Addiction circuitry in the human brain

Abstract

A major challenge in understanding substance-use disorders lies in uncovering why some individuals become addicted when exposed to drugs, whereas others do not. Although genetic, developmental, and environmental factors are recognized as major contributors to a person's risk of becoming addicted, the neurobiological processes that underlie this vulnerability are still poorly understood. Imaging studies suggest that individual variations in key dopamine-modulated brain circuits, including circuits involved in reward, memory, executive function, and motivation, contribute to some of the differences in addiction vulnerability.

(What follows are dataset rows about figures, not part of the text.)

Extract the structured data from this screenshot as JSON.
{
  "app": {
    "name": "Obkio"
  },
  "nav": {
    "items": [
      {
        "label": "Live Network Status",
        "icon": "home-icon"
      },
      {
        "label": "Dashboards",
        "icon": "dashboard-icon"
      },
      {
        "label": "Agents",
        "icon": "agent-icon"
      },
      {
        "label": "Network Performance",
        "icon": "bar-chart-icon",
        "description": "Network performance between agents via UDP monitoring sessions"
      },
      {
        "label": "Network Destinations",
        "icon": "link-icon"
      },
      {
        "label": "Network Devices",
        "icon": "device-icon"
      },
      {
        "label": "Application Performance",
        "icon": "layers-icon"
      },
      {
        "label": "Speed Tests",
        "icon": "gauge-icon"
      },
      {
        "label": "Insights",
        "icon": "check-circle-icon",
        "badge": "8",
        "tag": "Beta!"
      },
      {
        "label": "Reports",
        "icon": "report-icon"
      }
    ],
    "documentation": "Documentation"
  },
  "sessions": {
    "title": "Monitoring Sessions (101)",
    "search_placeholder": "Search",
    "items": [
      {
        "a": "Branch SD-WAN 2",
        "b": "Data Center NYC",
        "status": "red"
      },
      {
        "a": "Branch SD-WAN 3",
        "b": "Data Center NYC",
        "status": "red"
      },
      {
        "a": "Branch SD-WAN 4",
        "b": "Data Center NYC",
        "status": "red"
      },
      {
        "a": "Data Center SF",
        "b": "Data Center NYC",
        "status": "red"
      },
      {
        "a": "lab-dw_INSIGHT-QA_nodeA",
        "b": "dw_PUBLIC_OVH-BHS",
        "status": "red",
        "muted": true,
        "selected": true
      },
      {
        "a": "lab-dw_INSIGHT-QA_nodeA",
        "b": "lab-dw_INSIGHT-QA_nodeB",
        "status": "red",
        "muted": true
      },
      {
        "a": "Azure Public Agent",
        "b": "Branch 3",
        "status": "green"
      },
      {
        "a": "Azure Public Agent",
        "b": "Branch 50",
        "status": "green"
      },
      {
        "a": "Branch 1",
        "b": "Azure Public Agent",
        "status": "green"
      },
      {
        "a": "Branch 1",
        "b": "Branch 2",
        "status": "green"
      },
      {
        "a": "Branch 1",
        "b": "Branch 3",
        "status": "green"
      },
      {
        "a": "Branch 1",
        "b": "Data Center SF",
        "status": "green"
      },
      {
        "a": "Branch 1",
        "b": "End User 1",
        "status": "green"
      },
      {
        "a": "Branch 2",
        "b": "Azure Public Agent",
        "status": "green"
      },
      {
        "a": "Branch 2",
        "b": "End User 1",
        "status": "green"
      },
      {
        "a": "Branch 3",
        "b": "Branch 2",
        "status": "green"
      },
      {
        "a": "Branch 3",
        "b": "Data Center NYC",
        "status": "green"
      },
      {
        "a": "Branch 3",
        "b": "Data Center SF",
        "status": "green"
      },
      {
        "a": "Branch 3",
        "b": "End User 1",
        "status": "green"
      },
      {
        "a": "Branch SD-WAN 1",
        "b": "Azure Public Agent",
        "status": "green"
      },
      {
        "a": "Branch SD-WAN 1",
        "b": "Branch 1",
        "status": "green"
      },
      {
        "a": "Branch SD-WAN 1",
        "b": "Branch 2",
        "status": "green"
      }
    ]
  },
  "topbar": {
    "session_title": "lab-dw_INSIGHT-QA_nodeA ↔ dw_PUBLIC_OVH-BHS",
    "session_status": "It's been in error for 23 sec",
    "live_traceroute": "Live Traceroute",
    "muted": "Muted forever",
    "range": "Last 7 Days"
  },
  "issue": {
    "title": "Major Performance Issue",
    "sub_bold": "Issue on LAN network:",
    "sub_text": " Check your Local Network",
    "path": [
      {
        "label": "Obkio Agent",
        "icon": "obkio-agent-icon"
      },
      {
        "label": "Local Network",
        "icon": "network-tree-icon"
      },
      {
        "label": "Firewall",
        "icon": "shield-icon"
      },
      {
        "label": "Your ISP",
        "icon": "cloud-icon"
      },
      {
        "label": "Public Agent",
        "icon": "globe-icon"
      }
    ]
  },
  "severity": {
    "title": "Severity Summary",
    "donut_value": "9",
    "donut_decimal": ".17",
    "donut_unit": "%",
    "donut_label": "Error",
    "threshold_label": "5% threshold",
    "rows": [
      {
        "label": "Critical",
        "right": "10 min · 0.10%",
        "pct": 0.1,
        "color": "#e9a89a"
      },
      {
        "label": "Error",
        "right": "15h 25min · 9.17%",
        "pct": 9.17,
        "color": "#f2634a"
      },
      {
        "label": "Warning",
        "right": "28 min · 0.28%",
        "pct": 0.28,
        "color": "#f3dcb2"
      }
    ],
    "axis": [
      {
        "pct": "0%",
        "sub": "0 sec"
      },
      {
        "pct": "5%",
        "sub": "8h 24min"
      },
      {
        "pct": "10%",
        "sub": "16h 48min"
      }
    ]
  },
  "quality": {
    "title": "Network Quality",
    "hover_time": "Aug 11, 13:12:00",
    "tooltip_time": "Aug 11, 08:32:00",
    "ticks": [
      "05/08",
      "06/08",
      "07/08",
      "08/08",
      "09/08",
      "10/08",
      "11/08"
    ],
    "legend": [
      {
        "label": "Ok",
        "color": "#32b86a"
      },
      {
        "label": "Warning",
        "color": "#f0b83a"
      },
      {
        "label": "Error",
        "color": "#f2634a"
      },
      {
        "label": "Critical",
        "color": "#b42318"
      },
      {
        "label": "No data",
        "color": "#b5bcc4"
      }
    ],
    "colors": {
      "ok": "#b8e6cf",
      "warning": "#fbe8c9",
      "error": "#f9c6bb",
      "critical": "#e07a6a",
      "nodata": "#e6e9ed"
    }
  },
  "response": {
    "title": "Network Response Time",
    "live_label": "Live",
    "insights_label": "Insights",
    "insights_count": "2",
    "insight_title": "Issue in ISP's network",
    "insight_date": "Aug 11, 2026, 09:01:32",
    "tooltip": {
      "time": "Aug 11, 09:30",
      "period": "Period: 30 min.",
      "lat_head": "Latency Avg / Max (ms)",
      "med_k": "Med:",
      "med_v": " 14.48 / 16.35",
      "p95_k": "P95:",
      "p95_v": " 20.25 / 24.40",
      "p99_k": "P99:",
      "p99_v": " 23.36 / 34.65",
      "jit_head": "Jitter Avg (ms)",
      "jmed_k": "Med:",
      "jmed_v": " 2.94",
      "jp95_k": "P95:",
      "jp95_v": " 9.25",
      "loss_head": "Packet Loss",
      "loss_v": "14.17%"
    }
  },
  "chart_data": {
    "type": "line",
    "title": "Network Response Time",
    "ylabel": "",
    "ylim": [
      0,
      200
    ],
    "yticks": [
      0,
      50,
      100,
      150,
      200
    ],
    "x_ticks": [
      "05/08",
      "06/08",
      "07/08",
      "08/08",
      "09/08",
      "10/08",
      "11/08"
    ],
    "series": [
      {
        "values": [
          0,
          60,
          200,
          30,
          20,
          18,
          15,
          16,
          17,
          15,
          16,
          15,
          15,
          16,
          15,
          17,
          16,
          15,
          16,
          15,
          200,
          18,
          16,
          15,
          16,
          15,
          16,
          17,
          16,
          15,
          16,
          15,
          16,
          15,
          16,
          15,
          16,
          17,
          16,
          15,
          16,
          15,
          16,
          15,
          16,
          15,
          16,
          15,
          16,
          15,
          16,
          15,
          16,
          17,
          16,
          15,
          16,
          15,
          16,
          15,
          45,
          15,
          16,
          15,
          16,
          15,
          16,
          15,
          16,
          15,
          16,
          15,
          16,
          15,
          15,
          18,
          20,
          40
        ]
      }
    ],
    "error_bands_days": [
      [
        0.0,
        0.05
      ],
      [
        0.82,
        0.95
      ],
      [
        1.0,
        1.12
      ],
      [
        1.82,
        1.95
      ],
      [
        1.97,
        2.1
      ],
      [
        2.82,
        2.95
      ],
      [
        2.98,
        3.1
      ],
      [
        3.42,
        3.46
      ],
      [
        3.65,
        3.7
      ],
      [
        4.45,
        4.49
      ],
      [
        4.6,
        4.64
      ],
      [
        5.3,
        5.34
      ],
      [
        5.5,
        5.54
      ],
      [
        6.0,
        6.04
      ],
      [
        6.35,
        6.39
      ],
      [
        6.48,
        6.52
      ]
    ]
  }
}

A better understanding of the main circuits affected by chronic drug use and the influence of social stressors, developmental trajectories, and genetic background on these circuits is bound to lead to a better understanding of addiction and to more effective strategies for the prevention and treatment of substance-use disorders.

Figure 1

Pharmacokinetics of cocaine and methamphetamine in the human brain and relationship to the drug-induced “high.” (a) Axial brain images of the distribution of [¹¹C]cocaine and [¹¹C]methamphetamine at different times (minutes) after their administration. (b) Time activity curves for the concentration of [¹¹C]cocaine and [¹¹C]methamphetamine in striatum alongside the temporal course for the “high” experienced after intravenous administration of these drugs. Modified from References and . Note that the fast brain uptake of these drugs corresponds with the temporal course of the “high,” which suggests that the “high” is associated with the “rate of dopamine increases.”

Figure 2

Dopamine (DA) changes induced by intravenous methylphenidate (MPH) in controls and in active cocaine abusers and by cocaine cues in active cocaine abusers. (a) Average nondisplaceable binding potential (BP_ND) images of [¹¹C]raclopride in active cocaine-addicted subjects and controls tested after placebo and after intravenous MPH. MPH reduced D2R availability in controls but not in cocaine-addicted subjects. Note that cocaine abusers show both decreases in baseline striatal D2R availability (placebo measure) and decreases in DA release when given intravenous MPH (measured as decreases in D2R availability from baseline). (b) Average BP_ND images of [¹¹C]raclopride in cocaine abusers tested while viewing a neutral video (nature scenes) and while viewing a cocaine-cues video (subjects administering cocaine). The cocaine cues decreased D2R in caudate and putamen. Modified from Reference . Note that cocaine-addicted subjects did not respond to intravenous MPH but instead responded to the cocaine-cues exposure.

Figure 3

Brain dopamine D2 receptors (D2R) in controls and in methamphetamine abusers and alcoholics and association between D2R in the striatum and metabolism in the orbitofrontal cortex. (a) Average brain images for D2R availability (BP_ND) in control subjects and in methamphetamine abusers obtained with [¹¹C]raclopride. (b) Average brain images for D2R availability (BP_ND) in control subjects and in alcoholics obtained with [¹¹C]raclopride. (c) Correlations between striatal D2R and metabolism in the orbitofrontal cortex (OFC) in methamphetamine abusers (top) and in alcoholics (bottom). Modified from Reference .

Figure 4

(a) Areas of the brain where metabolism differed when cocaine abusers were exposed to the cocaine-cues video with a directive to purposefully inhibit craving versus when they were exposed to the cocaine-cues video with no inhibition. Metabolism was significantly lower in the right NAc and in the right orbitofrontal cortex with inhibition than it was without inhibition (statistical parametric mapping results p < 0.005 not corrected, cluster > 100 voxels). (b) Regression slope for the differences in metabolism (inhibition versus no inhibition) in the right NAc and in the right BA 44 (r = −0.55, p < 0.006).